Mines been doing the same thing ever since i bought it nov. 1st and took it to advance auto to test it and it was the alternator... about to die.... and if its not to bad turn off what ever draws current like radio, defroster, etc for a minute and the light will go out for a while


----------



## HATEnFATE (Dec 24, 2002)

Just have your alternator tested if you really don't think that might be the issue. It's free and it's a sure way to confim if it's the culprit.


----------



## SER_98 (Sep 19, 2005)

i'm having the same problem but i dont think its my alternator because i don't loose power and the wiper are running normally. Since i got those 2 lights, i dont have drl anymore.


----------



## ConKBot of Doom (Jul 24, 2006)

SER_98 said:


> i'm having the same problem but i dont think its my alternator because i don't loose power and the wiper are running normally. Since i got those 2 lights, i dont have drl anymore.

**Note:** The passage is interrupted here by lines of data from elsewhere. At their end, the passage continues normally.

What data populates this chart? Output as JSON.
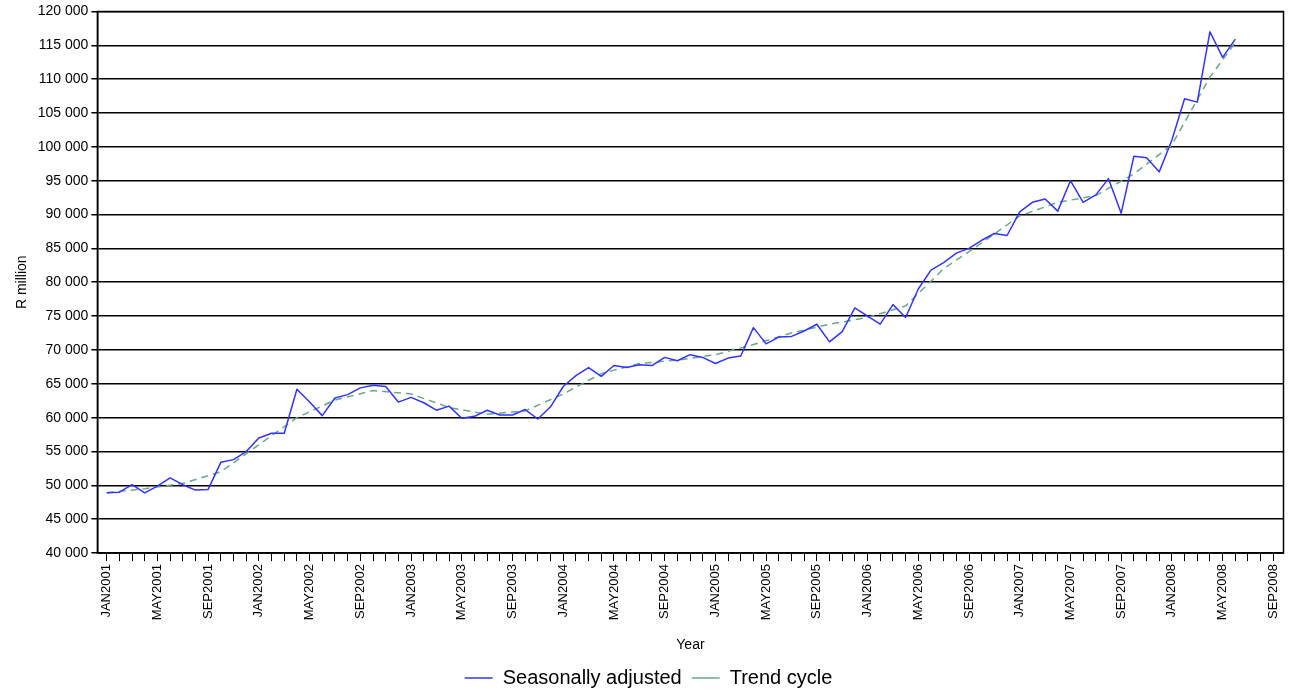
{
  "chart_data": {
    "type": "line",
    "xlabel": "Year",
    "ylabel": "R million",
    "xlim": [
      "2000-12-09",
      "2008-09-25"
    ],
    "xticks": [
      {
        "value": "2001-01",
        "label": "JAN2001"
      },
      {
        "value": "2001-02",
        "label": null
      },
      {
        "value": "2001-03",
        "label": null
      },
      {
        "value": "2001-04",
        "label": null
      },
      {
        "value": "2001-05",
        "label": "MAY2001"
      },
      {
        "value": "2001-06",
        "label": null
      },
      {
        "value": "2001-07",
        "label": null
      },
      {
        "value": "2001-08",
        "label": null
      },
      {
        "value": "2001-09",
        "label": "SEP2001"
      },
      {
        "value": "2001-10",
        "label": null
      },
      {
        "value": "2001-11",
        "label": null
      },
      {
        "value": "2001-12",
        "label": null
      },
      {
        "value": "2002-01",
        "label": "JAN2002"
      },
      {
        "value": "2002-02",
        "label": null
      },
      {
        "value": "2002-03",
        "label": null
      },
      {
        "value": "2002-04",
        "label": null
      },
      {
        "value": "2002-05",
        "label": "MAY2002"
      },
      {
        "value": "2002-06",
        "label": null
      },
      {
        "value": "2002-07",
        "label": null
      },
      {
        "value": "2002-08",
        "label": null
      },
      {
        "value": "2002-09",
        "label": "SEP2002"
      },
      {
        "value": "2002-10",
        "label": null
      },
      {
        "value": "2002-11",
        "label": null
      },
      {
        "value": "2002-12",
        "label": null
      },
      {
        "value": "2003-01",
        "label": "JAN2003"
      },
      {
        "value": "2003-02",
        "label": null
      },
      {
        "value": "2003-03",
        "label": null
      },
      {
        "value": "2003-04",
        "label": null
      },
      {
        "value": "2003-05",
        "label": "MAY2003"
      },
      {
        "value": "2003-06",
        "label": null
      },
      {
        "value": "2003-07",
        "label": null
      },
      {
        "value": "2003-08",
        "label": null
      },
      {
        "value": "2003-09",
        "label": "SEP2003"
      },
      {
        "value": "2003-10",
        "label": null
      },
      {
        "value": "2003-11",
        "label": null
      },
      {
        "value": "2003-12",
        "label": null
      },
      {
        "value": "2004-01",
        "label": "JAN2004"
      },
      {
        "value": "2004-02",
        "label": null
      },
      {
        "value": "2004-03",
        "label": null
      },
      {
        "value": "2004-04",
        "label": null
      },
      {
        "value": "2004-05",
        "label": "MAY2004"
      },
      {
        "value": "2004-06",
        "label": null
      },
      {
        "value": "2004-07",
        "label": null
      },
      {
        "value": "2004-08",
        "label": null
      },
      {
        "value": "2004-09",
        "label": "SEP2004"
      },
      {
        "value": "2004-10",
        "label": null
      },
      {
        "value": "2004-11",
        "label": null
      },
      {
        "value": "2004-12",
        "label": null
      },
      {
        "value": "2005-01",
        "label": "JAN2005"
      },
      {
        "value": "2005-02",
        "label": null
      },
      {
        "value": "2005-03",
        "label": null
      },
      {
        "value": "2005-04",
        "label": null
      },
      {
        "value": "2005-05",
        "label": "MAY2005"
      },
      {
        "value": "2005-06",
        "label": null
      },
      {
        "value": "2005-07",
        "label": null
      },
      {
        "value": "2005-08",
        "label": null
      },
      {
        "value": "2005-09",
        "label": "SEP2005"
      },
      {
        "value": "2005-10",
        "label": null
      },
      {
        "value": "2005-11",
        "label": null
      },
      {
        "value": "2005-12",
        "label": null
      },
      {
        "value": "2006-01",
        "label": "JAN2006"
      },
      {
        "value": "2006-02",
        "label": null
      },
      {
        "value": "2006-03",
        "label": null
      },
      {
        "value": "2006-04",
        "label": null
      },
      {
        "value": "2006-05",
        "label": "MAY2006"
      },
      {
        "value": "2006-06",
        "label": null
      },
      {
        "value": "2006-07",
        "label": null
      },
      {
        "value": "2006-08",
        "label": null
      },
      {
        "value": "2006-09",
        "label": "SEP2006"
      },
      {
        "value": "2006-10",
        "label": null
      },
      {
        "value": "2006-11",
        "label": null
      },
      {
        "value": "2006-12",
        "label": null
      },
      {
        "value": "2007-01",
        "label": "JAN2007"
      },
      {
        "value": "2007-02",
        "label": null
      },
      {
        "value": "2007-03",
        "label": null
      },
      {
        "value": "2007-04",
        "label": null
      },
      {
        "value": "2007-05",
        "label": "MAY2007"
      },
      {
        "value": "2007-06",
        "label": null
      },
      {
        "value": "2007-07",
        "label": null
      },
      {
        "value": "2007-08",
        "label": null
      },
      {
        "value": "2007-09",
        "label": "SEP2007"
      },
      {
        "value": "2007-10",
        "label": null
      },
      {
        "value": "2007-11",
        "label": null
      },
      {
        "value": "2007-12",
        "label": null
      },
      {
        "value": "2008-01",
        "label": "JAN2008"
      },
      {
        "value": "2008-02",
        "label": null
      },
      {
        "value": "2008-03",
        "label": null
      },
      {
        "value": "2008-04",
        "label": null
      },
      {
        "value": "2008-05",
        "label": "MAY2008"
      },
      {
        "value": "2008-06",
        "label": null
      },
      {
        "value": "2008-07",
        "label": null
      },
      {
        "value": "2008-08",
        "label": null
      },
      {
        "value": "2008-09",
        "label": "SEP2008"
      }
    ],
    "ylim": [
      40000,
      120000
    ],
    "yticks": [
      {
        "value": 40000,
        "label": "40 000"
      },
      {
        "value": 45000,
        "label": "45 000"
      },
      {
        "value": 50000,
        "label": "50 000"
      },
      {
        "value": 55000,
        "label": "55 000"
      },
      {
        "value": 60000,
        "label": "60 000"
      },
      {
        "value": 65000,
        "label": "65 000"
      },
      {
        "value": 70000,
        "label": "70 000"
      },
      {
        "value": 75000,
        "label": "75 000"
      },
      {
        "value": 80000,
        "label": "80 000"
      },
      {
        "value": 85000,
        "label": "85 000"
      },
      {
        "value": 90000,
        "label": "90 000"
      },
      {
        "value": 95000,
        "label": "95 000"
      },
      {
        "value": 100000,
        "label": "100 000"
      },
      {
        "value": 105000,
        "label": "105 000"
      },
      {
        "value": 110000,
        "label": "110 000"
      },
      {
        "value": 115000,
        "label": "115 000"
      },
      {
        "value": 120000,
        "label": "120 000"
      }
    ],
    "grid": "y",
    "legend": "bottom",
    "marker": "none",
    "series": [
      {
        "name": "Seasonally adjusted",
        "color": "#3333ff",
        "line_style": "solid",
        "x": [
          "2001-01",
          "2001-02",
          "2001-03",
          "2001-04",
          "2001-05",
          "2001-06",
          "2001-07",
          "2001-08",
          "2001-09",
          "2001-10",
          "2001-11",
          "2001-12",
          "2002-01",
          "2002-02",
          "2002-03",
          "2002-04",
          "2002-05",
          "2002-06",
          "2002-07",
          "2002-08",
          "2002-09",
          "2002-10",
          "2002-11",
          "2002-12",
          "2003-01",
          "2003-02",
          "2003-03",
          "2003-04",
          "2003-05",
          "2003-06",
          "2003-07",
          "2003-08",
          "2003-09",
          "2003-10",
          "2003-11",
          "2003-12",
          "2004-01",
          "2004-02",
          "2004-03",
          "2004-04",
          "2004-05",
          "2004-06",
          "2004-07",
          "2004-08",
          "2004-09",
          "2004-10",
          "2004-11",
          "2004-12",
          "2005-01",
          "2005-02",
          "2005-03",
          "2005-04",
          "2005-05",
          "2005-06",
          "2005-07",
          "2005-08",
          "2005-09",
          "2005-10",
          "2005-11",
          "2005-12",
          "2006-01",
          "2006-02",
          "2006-03",
          "2006-04",
          "2006-05",
          "2006-06",
          "2006-07",
          "2006-08",
          "2006-09",
          "2006-10",
          "2006-11",
          "2006-12",
          "2007-01",
          "2007-02",
          "2007-03",
          "2007-04",
          "2007-05",
          "2007-06",
          "2007-07",
          "2007-08",
          "2007-09",
          "2007-10",
          "2007-11",
          "2007-12",
          "2008-01",
          "2008-02",
          "2008-03",
          "2008-04",
          "2008-05",
          "2008-06"
        ],
        "values": [
          48900,
          49000,
          50100,
          48900,
          49900,
          51100,
          50100,
          49300,
          49400,
          53400,
          53800,
          55000,
          57000,
          57700,
          57700,
          64200,
          62300,
          60300,
          62900,
          63400,
          64400,
          64800,
          64600,
          62300,
          63000,
          62200,
          61100,
          61700,
          59900,
          60200,
          61100,
          60400,
          60400,
          61200,
          59800,
          61600,
          64600,
          66200,
          67400,
          66100,
          67700,
          67400,
          67800,
          67700,
          68900,
          68400,
          69300,
          68900,
          68000,
          68800,
          69100,
          73300,
          70900,
          71900,
          72000,
          72800,
          73800,
          71200,
          72700,
          76200,
          75000,
          73800,
          76700,
          74800,
          79000,
          81800,
          82900,
          84300,
          85000,
          86200,
          87200,
          86900,
          90400,
          91800,
          92300,
          90500,
          95000,
          91800,
          92900,
          95300,
          90200,
          98600,
          98400,
          96300,
          101000,
          107100,
          106600,
          117000,
          113200,
          115900
        ]
      },
      {
        "name": "Trend cycle",
        "color": "#66aa88",
        "line_style": "dashed",
        "x": [
          "2001-01",
          "2001-04",
          "2001-07",
          "2001-10",
          "2002-01",
          "2002-04",
          "2002-07",
          "2002-10",
          "2003-01",
          "2003-04",
          "2003-07",
          "2003-10",
          "2004-01",
          "2004-04",
          "2004-07",
          "2004-10",
          "2005-01",
          "2005-04",
          "2005-07",
          "2005-10",
          "2006-01",
          "2006-04",
          "2006-07",
          "2006-10",
          "2007-01",
          "2007-04",
          "2007-07",
          "2007-10",
          "2008-01",
          "2008-04",
          "2008-06"
        ],
        "values": [
          48900,
          49500,
          50300,
          52000,
          56000,
          60000,
          62600,
          64000,
          63500,
          61500,
          60500,
          61000,
          63500,
          66500,
          68000,
          68500,
          69300,
          70800,
          72500,
          73800,
          74800,
          76500,
          82000,
          85800,
          89800,
          91800,
          92800,
          96000,
          100300,
          110300,
          115400
        ]
      }
    ]
  }
}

brake and battery light is definitely the alternator dying... I had the same problem and its just a common wiring mis-design that both come on when only the battery light should. I'm not sure about the buzzing relay, but alternator would definitely be a starting point.


----------



## GA16powered (May 31, 2005)

yep, it was the alternator, put in a new one and the lights went out and everything was back to normal.


----------



## nissannx (Feb 29, 2004)

Pardon my lack of technical terminology, but there's a device in the alternator that keeps the current going one way. When this blows, your alternator keeps charging but your current goes both ways, brake and battery light comes on and you get a buzzing/ticking sound under the dash on the left hand side. Your battery will eventually die, but the first time it happens you don't think it's your alternator because everything doesn't die out like it would if your alternator stopped charging.
Nice thing is, alternators are really not that hard to swap!


----------



## ConKBot of Doom (Jul 24, 2006)

nissannx said:


> Pardon my lack of technical terminology, but there's a device in the alternator that keeps the current going one way. When this blows, your alternator keeps charging but your current goes both ways, brake and battery light comes on and you get a buzzing/ticking sound under the dash on the left hand side. Your battery will eventually die, but the first time it happens you don't think it's your alternator because everything doesn't die out like it would if your alternator stopped charging.
> Nice thing is, alternators are really not that hard to swap!


The diode?

It sounds plausible that that could be the cause, however I haven't experienced it first hand, when my alternator went up, the regulator died.


----------